A typical working day is 8 hours long. But do you know how many hours you really spent doing your job – working on your tasks? According to a recent UK study, an average office worker is only productive for less than three hours of his/her working day. Another study from the US shows that it is only a little bit more than four hours. Working from home, you would expect this number to even decrease since for many of us taking care of the household is a side job.
On the other hand, many techs and IT pros would tell you they easily work more than 40 hours a week. This is not only due to the deadlines but also because people like to develop new solutions – which is something that definitely takes more than your average working time. Loving what you do is an important factor.
Also, with remote work, the working time is often spread across the whole day and does not always correspond with the '9 to 18' schedule. Think of it when going through the results.
Tools, skills, and facts to help with monitoring
Recently, we have evaluated our big survey* among project managers and team leaders. Results? Trust and responsibility proved to be the most important elements when managing projects remotely. So, to monitor your team meaningfully and without being invasive, you have to step by step, gain the trust of your team members.
(*Ask for the survey complete survey report, we will send it to your e-mail.)
One part of gaining trust is using visual PM tools to easily explain to your teammates how their individual work influences the whole progress of the project and each other's tasks. Here are three concrete tips:
- Make meetings regular, talk about milestones
Nothing like a good old intuition based on eye-to-eye communication right?

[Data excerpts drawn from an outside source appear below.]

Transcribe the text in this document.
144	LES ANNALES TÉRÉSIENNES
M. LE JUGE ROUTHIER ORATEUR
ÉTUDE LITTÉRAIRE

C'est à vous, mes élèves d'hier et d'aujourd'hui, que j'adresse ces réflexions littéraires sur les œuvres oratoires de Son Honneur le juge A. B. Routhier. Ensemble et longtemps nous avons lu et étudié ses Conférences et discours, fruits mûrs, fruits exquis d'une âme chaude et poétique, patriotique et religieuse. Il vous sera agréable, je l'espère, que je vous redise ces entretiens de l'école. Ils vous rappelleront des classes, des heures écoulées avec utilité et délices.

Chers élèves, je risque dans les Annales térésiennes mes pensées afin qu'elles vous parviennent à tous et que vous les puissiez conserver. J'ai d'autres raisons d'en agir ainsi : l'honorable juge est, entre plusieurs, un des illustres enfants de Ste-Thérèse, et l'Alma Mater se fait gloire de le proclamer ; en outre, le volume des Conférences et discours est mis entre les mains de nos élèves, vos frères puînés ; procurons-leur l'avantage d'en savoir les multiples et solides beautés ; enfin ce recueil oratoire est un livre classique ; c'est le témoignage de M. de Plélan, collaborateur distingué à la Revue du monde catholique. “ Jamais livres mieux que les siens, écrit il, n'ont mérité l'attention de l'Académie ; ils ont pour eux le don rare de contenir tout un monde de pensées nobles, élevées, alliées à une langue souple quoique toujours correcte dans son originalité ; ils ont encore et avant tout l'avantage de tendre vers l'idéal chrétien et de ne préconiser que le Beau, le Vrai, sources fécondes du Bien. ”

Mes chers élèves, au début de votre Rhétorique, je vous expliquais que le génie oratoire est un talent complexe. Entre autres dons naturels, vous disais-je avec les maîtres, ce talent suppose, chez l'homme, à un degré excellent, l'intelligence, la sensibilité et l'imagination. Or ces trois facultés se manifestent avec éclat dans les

Talk to your team not only to gain info on the tasks' development but also to keep your colleagues on track. Keep these online meetings focused on reaching your milestones (here is a little helper) and give your members space to present the progress they have reached since the last meeting. Like this, your team is motivated to spend time more effectively.
- Track time, get purposeful insights
Tracking time is essential but without an evaluation, it has no added value. But with a set of time-tracking tools (such as Time Report Dashboard or Timesheets For Weekly Reporting) inside your PM software, you gain relevant data that enable you to plan better, create more accurate price and time estimations for your clients, and optimize the time of your team, too.
- Control and report
Since you do not want to be tied to your screen and follow the real-time performance of your team members, use project management features that do the job for you and alert you if something goes wrong (or extremely well). Visualize available stats in the form of graphs and charts using the reporting tools, so it is easier to understand the productivity peaks and gaps.
Monitoring the productivity of your team is a legitimate step, not only in the post-COVID era. But you have to use professional, GDPR-compliant tools rather than invasive apps. Also, since trust and responsibility proved themselves to be the most important elements in managing projects remotely, you have to tell your colleagues about the monitoring. This will remove their potential fear of surveillance and explain the benefits to them while keeping their privacy 100% secure. However, monitoring without a follow-up on the outcomes has no added value so to get the most out of the monitoring results, you need to connect the outcoming data with a set of your project management software tools.
Monitoring your employees without hurting their morale? Easy.